NC2 complex mediates the recruitment of INO80C to cat-3 locus to activate its expression. (A, B) ChIP assays analyzing the effects of deletion of full-length NC2α or HF domain of NC2α on the binding of INO80 (A) and ARP8 (B) at cat-3 locus. (C, D) ChIP assays analyzing the effects of deletion of full length, C-terminal repression or HF domain of NC2β on the binding of INO80 (C) and ARP8 (D) at cat-3 locus. Error bars show s.d. (n = 3). Significance was assessed by using a two-tailed t-test. *P < 0.05, **P < 0.01 and ***P < 0.001 versus WT. (E, F) Immunoprecipitation assays showing the interaction between Myc-INO80 and endogenous NC2β. (G, H) Immunoprecipitation assays showing the interaction between Myc-NC2β and endogenous INO80 (G) or ARP8 (H). (I) GST pull-down assay showing the interaction between NC2β and ARP8 in vitro.
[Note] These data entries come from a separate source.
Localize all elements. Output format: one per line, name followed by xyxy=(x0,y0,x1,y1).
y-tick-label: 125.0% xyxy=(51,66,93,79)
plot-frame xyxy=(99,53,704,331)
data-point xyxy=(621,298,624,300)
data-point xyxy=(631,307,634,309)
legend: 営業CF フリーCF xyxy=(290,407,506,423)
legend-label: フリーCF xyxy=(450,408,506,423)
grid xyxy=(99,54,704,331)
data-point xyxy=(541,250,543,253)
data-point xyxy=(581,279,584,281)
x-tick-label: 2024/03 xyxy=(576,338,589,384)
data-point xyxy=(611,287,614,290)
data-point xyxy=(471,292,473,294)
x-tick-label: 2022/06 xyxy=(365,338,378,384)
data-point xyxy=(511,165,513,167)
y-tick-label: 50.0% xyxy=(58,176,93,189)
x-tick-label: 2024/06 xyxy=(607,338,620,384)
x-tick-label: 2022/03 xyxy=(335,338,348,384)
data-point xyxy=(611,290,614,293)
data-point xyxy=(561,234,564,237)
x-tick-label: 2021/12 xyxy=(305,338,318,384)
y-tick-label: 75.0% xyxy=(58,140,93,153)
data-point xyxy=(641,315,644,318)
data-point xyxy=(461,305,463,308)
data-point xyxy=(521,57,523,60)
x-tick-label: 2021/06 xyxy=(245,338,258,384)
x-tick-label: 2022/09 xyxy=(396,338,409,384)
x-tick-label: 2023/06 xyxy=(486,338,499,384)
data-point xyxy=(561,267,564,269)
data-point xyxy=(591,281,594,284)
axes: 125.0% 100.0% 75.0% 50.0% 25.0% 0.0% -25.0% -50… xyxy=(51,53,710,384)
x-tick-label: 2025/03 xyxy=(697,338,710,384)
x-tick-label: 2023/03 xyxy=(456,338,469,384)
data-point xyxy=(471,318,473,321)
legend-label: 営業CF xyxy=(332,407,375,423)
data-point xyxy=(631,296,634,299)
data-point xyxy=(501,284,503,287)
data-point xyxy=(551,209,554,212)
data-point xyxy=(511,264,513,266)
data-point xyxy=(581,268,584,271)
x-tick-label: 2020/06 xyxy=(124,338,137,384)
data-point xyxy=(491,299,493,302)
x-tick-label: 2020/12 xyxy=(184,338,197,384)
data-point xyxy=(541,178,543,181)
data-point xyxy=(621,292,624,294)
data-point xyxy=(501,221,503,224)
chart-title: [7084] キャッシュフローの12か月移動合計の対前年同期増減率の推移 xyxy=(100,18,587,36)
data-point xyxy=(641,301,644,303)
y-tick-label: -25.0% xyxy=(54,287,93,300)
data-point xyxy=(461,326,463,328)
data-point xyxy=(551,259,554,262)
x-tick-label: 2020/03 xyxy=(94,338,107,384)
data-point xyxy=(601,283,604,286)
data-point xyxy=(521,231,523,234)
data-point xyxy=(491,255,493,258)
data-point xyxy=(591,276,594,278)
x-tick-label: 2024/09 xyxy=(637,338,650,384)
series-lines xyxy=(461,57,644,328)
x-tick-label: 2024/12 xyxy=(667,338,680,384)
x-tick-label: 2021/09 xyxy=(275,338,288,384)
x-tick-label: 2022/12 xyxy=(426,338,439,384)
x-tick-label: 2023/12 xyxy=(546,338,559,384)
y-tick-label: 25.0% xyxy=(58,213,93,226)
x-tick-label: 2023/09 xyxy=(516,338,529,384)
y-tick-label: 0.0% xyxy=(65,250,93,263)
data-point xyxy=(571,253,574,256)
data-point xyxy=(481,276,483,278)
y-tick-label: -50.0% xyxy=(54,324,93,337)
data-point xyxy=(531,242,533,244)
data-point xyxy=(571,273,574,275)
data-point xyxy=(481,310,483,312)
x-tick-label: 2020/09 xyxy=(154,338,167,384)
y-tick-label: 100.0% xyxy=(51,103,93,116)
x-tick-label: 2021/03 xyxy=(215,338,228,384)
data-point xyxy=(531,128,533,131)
Purified GST-NC2β or GST-GFP was incubated with His-ARP8. After being immunoprecipitated with glutathione-sepharose beads, the proteins were detected by western blot analysis with anti-His and anti-GST antibodies. (J) A model depicting the mechanism of NC2 regulating cat-3 expression. On the one hand, NC2 recruits INO80C to remove H2A.Z at cat-3 promoter and TSS, on the other hand, NC2 promotes the PIC assembly at cat-3 TSS region, ultimately resulting in the transcription activation of cat-3.